Monday, February 18, 2008

Holocaust and present-day situation

With the outbreak of world war two the Greek Jews, including the few remaining Romaniotes families, faced a daunting task of surviving. On 6th April, 1941, the Nazi army invaded Greece. By the end of 1942 the well-known cemetery in Salonika was destroyed. The first transport of Jewish deportees left Salonika on March 1943 for the gas chambers of Auschwitz, followed by further transports at quick intervals from the port city as well as from Didimoticho, Nea Orestias, Naussa and Katerini. At the end of the war nearly 90 per cent of Greek Jewry had been murdered in many cities where prosperous Jewish communities existed. Out of 77,377 Greek Jews, only 10,000 survived the Holocaust.

In 1945 not a single Jew remained in Chios, Crete, Naussa, Katerini and Soufli. When the survivors returned from the concentration camps or from their mountain hiding places, they faced a very different world: their homes were occupied by neighbours, their businesses taken over by strangers. Twenty years after the Holocaust, such former centres of Jewish life as Ioannina numbered fewer than 90 Jews and Rhodes fewer than 40.

Interior of Kahal Kadsh Yasan synagogue, Ioannina in Manhattan.

Interior of Kahal Kadsh Yasan synagogue, Ioannina in Manhattan.

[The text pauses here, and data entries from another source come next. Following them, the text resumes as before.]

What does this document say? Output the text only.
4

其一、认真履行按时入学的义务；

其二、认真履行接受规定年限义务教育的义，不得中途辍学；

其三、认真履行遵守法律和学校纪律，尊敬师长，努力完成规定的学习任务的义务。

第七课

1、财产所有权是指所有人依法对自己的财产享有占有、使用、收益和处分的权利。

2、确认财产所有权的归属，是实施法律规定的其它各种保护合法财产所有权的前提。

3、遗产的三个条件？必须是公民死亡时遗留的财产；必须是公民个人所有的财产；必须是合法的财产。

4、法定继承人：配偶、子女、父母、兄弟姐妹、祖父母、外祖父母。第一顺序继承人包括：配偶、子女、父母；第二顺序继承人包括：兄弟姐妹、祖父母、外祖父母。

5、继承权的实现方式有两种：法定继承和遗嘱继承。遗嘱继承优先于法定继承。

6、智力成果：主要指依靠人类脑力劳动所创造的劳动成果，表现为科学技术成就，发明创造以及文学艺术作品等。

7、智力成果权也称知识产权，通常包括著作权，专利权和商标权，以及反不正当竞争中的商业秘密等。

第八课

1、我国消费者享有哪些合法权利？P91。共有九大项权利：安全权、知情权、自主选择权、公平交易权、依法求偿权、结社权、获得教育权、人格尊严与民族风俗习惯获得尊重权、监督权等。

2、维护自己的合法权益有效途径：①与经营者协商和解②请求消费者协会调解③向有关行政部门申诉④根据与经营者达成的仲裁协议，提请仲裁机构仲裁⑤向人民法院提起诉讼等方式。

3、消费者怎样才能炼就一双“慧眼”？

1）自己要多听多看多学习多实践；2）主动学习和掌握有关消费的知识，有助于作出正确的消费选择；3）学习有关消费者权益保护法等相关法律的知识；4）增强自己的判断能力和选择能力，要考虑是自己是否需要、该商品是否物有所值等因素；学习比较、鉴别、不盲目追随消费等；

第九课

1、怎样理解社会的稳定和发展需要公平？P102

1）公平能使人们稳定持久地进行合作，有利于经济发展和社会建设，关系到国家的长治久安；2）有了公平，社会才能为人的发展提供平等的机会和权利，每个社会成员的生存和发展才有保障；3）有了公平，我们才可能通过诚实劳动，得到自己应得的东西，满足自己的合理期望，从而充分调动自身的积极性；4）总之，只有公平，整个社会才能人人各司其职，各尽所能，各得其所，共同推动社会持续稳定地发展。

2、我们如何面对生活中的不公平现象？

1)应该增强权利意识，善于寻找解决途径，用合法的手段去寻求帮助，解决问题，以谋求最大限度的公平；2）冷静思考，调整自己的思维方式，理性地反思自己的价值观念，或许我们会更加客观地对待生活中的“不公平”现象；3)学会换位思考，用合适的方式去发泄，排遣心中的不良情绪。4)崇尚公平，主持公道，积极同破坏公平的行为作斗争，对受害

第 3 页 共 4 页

Ioannina, the centre of Romaniote Jews for over 2,000 years, has experienced the most tragic decline. Although the assimilation into the Sephardic community over years diminished the uniqueness and vibrancy of Romaniote culture, the second world war sealed its fate almost irreversibly. The community in Ioannina numbered 4,000 at the beginning of the twentieth century, mostly poor, conservative Jews engaged in trade and crafts. Immigration for economic reasons depleted their numbers and at the dawning of world war two there were only 1,950 Jews living in the city. Of them, 1860 were deported to Auschwitz-Birkenau in April, 1944, most never to return. Before the Holocaust there were two synagogues in the city, one (Kehila Kedosha Yashan) inside the Kastro, the fortified part of the city where the Jews lived for centuries, and one outside the Kastro walls. Only Kehila Kedosha Yashan remains. The present community numbers 50, most elderly, and the synagogue is locked, only open for viewing on request.

Today only around 5,000 Jews live in Greece of which 3,500 live in Athens and perhaps 1,000 live in Thessalonica. In central Greece, only Larissa supports a viable little community of some 400 Jews. Jews are only a memory in Thrace and the Peloponnesus. Some Macedonian towns may still have a family or two.

The already largely unknown and much forgotten community of Romaniote Jews is nowadays on the verge of extinction, a dying breed whose collective memory and unique Hellenistic traditions are soon to be lost to the vicissitudes of history.